2 En 1840, les habitants d'Anacourt (Vosges) présentèrent à la Chambre une pétition par laquelle ils demandaient la suppression de la servitude du rejet des terres. La Chambre, sur la proposition de la commission, ordonna le renvoi de la pétition aux ministres des travaux publics et de l'intérieur (Moniteur des 8 février et 30 mai 1840). V. dans le sens enseigné au texte : Cotelle, t. III, no 218, § 13; Husson, t. II, p. 9; Jousselin, Servitudes d'utilité publique, t. II, p. 327; Duvergier, Recueil des lois, 1825, note sur l'art. 2 de la loi du 12 mai 1825; Féraud-Giraud, Servitudes de voirie, t. II, p. 240. - V. contrà, Dufour, 1TM édit., t. IV, no 2898, et Journal des communes, t. X, p. 356.

6. Écoulement des eaux des routes.

D'après l'art. 640 C. Nap., le propriétaire du fonds inférieur est tenu de recevoir les eaux qui découlent du fonds supérieur naturellement et sans que la main de l'homme y ait contribué. La route étant construite de main d'homme, et sa chaussée étant disposée à dos d'âne pour faciliter l'écoulement des eaux, l'art. 640 C. Nap. n'obligerait pas les riverains à recevoir les eaux de la voie publique; ils y sont tenus en vertu d'anciens règlements, et notamment de l'ordonnance du bureau des finances, du 29 mars 1754, art. 6, dont la disposition a été reproduite par l'art. 8 d'une autre ordonnance du même bureau, en date du 17 juillet 1781. Ces ordonnances sont encore en vigueur par suite de la sanction qui a été donnée, après 1789, aux anciens règlements sur la voirie.
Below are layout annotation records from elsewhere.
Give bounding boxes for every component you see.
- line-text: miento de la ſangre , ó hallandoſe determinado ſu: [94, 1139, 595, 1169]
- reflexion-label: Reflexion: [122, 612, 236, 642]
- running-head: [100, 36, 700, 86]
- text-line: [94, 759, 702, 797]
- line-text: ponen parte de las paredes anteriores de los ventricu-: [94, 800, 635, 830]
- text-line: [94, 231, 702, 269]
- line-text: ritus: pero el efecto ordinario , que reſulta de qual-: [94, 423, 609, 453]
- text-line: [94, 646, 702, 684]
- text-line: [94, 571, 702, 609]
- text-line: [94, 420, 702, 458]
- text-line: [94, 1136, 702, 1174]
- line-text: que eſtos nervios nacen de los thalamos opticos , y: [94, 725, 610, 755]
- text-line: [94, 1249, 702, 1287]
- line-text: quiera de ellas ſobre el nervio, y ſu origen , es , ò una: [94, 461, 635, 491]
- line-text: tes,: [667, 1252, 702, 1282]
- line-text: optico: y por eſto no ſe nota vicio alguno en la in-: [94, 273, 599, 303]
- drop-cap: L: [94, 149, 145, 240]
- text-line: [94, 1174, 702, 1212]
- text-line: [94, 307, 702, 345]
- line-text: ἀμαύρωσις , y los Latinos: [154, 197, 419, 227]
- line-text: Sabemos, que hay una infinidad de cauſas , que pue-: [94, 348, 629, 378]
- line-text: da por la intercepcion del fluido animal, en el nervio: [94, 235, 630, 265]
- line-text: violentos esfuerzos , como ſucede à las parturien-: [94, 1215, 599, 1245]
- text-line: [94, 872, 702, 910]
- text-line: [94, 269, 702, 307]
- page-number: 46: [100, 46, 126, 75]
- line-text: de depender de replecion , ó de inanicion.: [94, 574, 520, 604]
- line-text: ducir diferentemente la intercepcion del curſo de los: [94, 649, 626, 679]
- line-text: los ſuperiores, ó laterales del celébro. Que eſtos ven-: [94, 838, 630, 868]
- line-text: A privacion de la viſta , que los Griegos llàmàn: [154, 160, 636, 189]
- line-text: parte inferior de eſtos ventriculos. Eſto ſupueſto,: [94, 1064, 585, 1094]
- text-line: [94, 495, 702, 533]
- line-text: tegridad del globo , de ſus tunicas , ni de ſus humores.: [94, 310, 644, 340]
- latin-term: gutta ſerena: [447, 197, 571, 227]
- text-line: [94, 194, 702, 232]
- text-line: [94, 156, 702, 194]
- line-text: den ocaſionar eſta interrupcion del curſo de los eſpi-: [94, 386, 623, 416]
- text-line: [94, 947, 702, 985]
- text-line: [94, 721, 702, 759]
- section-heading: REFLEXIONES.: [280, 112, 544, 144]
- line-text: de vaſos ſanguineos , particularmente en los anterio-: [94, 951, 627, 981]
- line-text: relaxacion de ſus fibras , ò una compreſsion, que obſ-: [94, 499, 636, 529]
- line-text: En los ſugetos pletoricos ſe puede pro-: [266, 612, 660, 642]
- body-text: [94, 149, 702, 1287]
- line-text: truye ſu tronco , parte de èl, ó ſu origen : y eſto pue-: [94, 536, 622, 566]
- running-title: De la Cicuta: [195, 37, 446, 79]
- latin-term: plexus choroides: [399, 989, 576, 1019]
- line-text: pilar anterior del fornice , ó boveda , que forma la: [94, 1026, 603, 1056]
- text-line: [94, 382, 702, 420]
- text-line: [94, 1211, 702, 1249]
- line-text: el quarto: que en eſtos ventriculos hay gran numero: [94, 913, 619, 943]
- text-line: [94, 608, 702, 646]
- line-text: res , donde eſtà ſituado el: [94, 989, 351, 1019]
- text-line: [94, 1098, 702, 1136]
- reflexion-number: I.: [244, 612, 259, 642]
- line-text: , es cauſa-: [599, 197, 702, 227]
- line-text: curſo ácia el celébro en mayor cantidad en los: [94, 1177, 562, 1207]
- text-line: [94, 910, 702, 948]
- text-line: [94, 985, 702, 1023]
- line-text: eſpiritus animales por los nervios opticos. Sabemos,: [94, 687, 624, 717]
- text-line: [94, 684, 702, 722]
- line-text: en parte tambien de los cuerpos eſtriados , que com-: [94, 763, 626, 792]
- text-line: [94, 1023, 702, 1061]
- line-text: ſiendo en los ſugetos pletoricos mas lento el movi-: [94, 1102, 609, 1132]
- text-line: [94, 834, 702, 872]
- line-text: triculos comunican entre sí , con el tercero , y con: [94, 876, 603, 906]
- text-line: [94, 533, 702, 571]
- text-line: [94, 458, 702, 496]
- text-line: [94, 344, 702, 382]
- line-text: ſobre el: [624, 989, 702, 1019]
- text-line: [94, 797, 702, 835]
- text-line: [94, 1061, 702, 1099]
Quant aux chemins vicinaux, l'art. 21 de la loi du 21 mai 1836 donne aux préfets le droit de régler tout ce qui concerne l'écoulement des eaux, et le règlement-modèle de 1854, art. 342 et 343, après avoir disposé que l'art. 640 du C. Nap. serait applicable aux propriétés riveraines situées en contrebas des chemins vicinaux, ajoute : « Les maires, en donnant les autorisations de construire ou reconstruire le long des chemins vicinaux, devront stipuler les réserves et conditions nécessaires pour garantir le libre écoulement des eaux, sans qu'il en puisse résulter de dommages pour ces chemins. » Lorsque les propriétés riveraines ne sont pas en contre-bas, et qu'il n'y a pas une pente suffisante pour l'éoulement des eaux, on y pourvoit soit par des pentes artificielles,

soit par l'établissement de puits sur les côtés. Les maires doivent, pour faire ces pentes artificielles et ces puits, s'entendre autant que possible avec les propriétaires et traiter à l'amiable. S'ils ne peuvent pas traiter de gré à gré, les terrains seront occupés conformément à l'art. 16 de la loi du 21 mai 1836, c'est-à-dire après déclaration d'utilité publique par le préfet et moyennant juste et préalable indemnité. (V. art. 344 et 345 du règlement-modèle.)

7. L'administration a le droit de prendre les mesures qui seront propres à assurer le libre écoulement des eaux de la route; mais si la disposition qu'elle donne aux lieux avait pour effet d'aggraver la servitude, le riverain pourrait réclamer une indemnité, et comme le préjudice résulterait de l'exécution de travaux publics, la question d'indemnité serait de la compétence du conseil de préfecture. Le conseil appréciera, suivant les circonstances, si la charge imposée aux propriétaires n'est que l'exercice normal du droit d'écoulement des eaux ou si elle constitue une aggravation qui donne droit à une indemnité.

8. Les propriétaires riverains ont-ils réciproquement le droit de faire couler les eaux de leurs fonds sur la voie publique? L'art. 681 C. Nap. porte que « tout propriétaire doit établir les toits de manière « que les eaux pluviales s'écoulent sur son terrain ou « sur la voie publique; il ne peut les faire verser sur « le fonds de son voisin. » Il résulte de cet article que

1 Grandvaux, Code pratique des chemins vicinaux, t. II, p. 168.